Josh peeked behind her, presumably, over at his father, then back at her. “He didn’t want to lie, but he wanted me in the scientist housing. Initially, the housing was only supposed to be for scientists and others approved by the Scientist Housing Selection Committee. Even before my dad took us from quarantine to his lab, he wanted your dad’s support to fight for the families of scientists to get admitted automatically.”
Elaan turned and watched her father, who was in the opposite corner taking things from her box and neatly folding them and packing them in a backpack. “He said no?” she asked, turning back to Josh.
Josh shrugged. “He told my dad he didn’t know that it would be fair, that it would look right. He said he wanted to think about it. Once Lijah and I had been vaccinated, your dad was really angry about my dad doing it without telling him first. He told my dad he hadn’t decided if he would support him, yet. He’d said it didn’t matter, since we were vaccinated against the virus anyway.”
Elaan bit her lip and creased her brow. “This was before you knew that the vaccine was bad?”

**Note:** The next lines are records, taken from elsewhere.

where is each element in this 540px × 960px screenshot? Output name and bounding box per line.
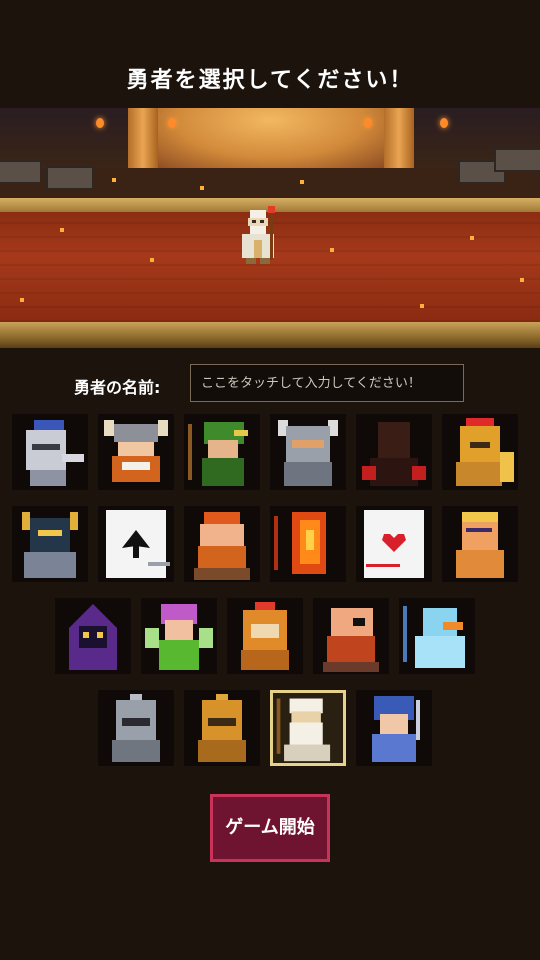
blue-swordsman-icon xyxy=(372,696,420,762)
hero-portrait-blue-swordsman[interactable] xyxy=(356,690,432,766)
hero-portrait-orange-helm[interactable] xyxy=(227,598,303,674)
barbarian-icon xyxy=(456,512,504,578)
hero-name-label: 勇者の名前: xyxy=(74,378,161,397)
hero-portrait-eyepatch-dwarf[interactable] xyxy=(313,598,389,674)
gold-armor-icon xyxy=(22,512,78,578)
orange-helm-icon xyxy=(241,602,289,670)
hero-portrait-red-beard[interactable] xyxy=(184,506,260,582)
fire-elemental-icon xyxy=(274,512,326,574)
hero-portrait-fire-elemental[interactable] xyxy=(270,506,346,582)
hero-portrait-green-archer[interactable] xyxy=(184,414,260,490)
hero-portrait-purple-mage[interactable] xyxy=(55,598,131,674)
start-game-button[interactable]: ゲーム開始 xyxy=(210,794,330,862)
hero-portrait-horned-knight[interactable] xyxy=(270,414,346,490)
gold-knight-icon xyxy=(198,694,246,762)
hero-portrait-spade-card[interactable] xyxy=(98,506,174,582)
purple-mage-icon xyxy=(69,604,117,670)
hero-portrait-viking[interactable] xyxy=(98,414,174,490)
hero-portrait-gold-knight[interactable] xyxy=(184,690,260,766)
torch-icon xyxy=(168,118,176,128)
crate-icon xyxy=(0,160,42,184)
arena-rim-bottom xyxy=(0,322,540,348)
viking-icon xyxy=(104,420,168,482)
crate-icon xyxy=(494,148,540,172)
torch-icon xyxy=(364,118,372,128)
crate-icon xyxy=(46,166,94,190)
selected-hero-sprite xyxy=(242,206,275,264)
iron-knight-icon xyxy=(112,694,160,762)
arena-banner xyxy=(150,108,390,168)
fairy-icon xyxy=(145,604,213,670)
spade-card-icon xyxy=(106,510,170,578)
hero-portrait-shadow-brawler[interactable] xyxy=(356,414,432,490)
hero-portrait-heart-card[interactable] xyxy=(356,506,432,582)
torch-icon xyxy=(440,118,448,128)
hero-portrait-blue-knight[interactable] xyxy=(12,414,88,490)
hero-portrait-spartan[interactable] xyxy=(442,414,518,490)
shadow-brawler-icon xyxy=(362,422,426,486)
white-wizard-icon xyxy=(276,698,331,762)
hero-portrait-ice-duck[interactable] xyxy=(399,598,475,674)
hero-portrait-fairy[interactable] xyxy=(141,598,217,674)
hero-name-input[interactable] xyxy=(190,364,464,402)
red-beard-icon xyxy=(194,512,250,580)
spartan-icon xyxy=(456,418,514,486)
page-title: 勇者を選択してください！ xyxy=(126,68,414,93)
heart-card-icon xyxy=(364,510,424,578)
hero-portrait-barbarian[interactable] xyxy=(442,506,518,582)
ice-duck-icon xyxy=(403,606,465,668)
horned-knight-icon xyxy=(278,420,338,486)
hero-portrait-white-wizard[interactable] xyxy=(270,690,346,766)
hero-portrait-iron-knight[interactable] xyxy=(98,690,174,766)
torch-icon xyxy=(96,118,104,128)
eyepatch-dwarf-icon xyxy=(323,608,379,672)
hero-portrait-gold-armor[interactable] xyxy=(12,506,88,582)
blue-knight-icon xyxy=(26,420,84,486)
green-archer-icon xyxy=(188,422,248,486)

Josh nodded. “Yes. We’d been in Dad’s lab for a little over a week before they learned about the vaccine turning people into carriers. It was around the same time that your father got the test back saying you were immune. Once that test came back, you were granted automatic admission into the scientist housing. My dad was apoplectic. Before, he’d just wanted me in the housing. Now he needed me in the housing, more than ever. He decided he was through trying to talk to your dad, trying to get your dad to back him. He lied. He told the Scientific Housing Selection Committee that I was immune, too. He sent in some doctored test results and they admitted me.”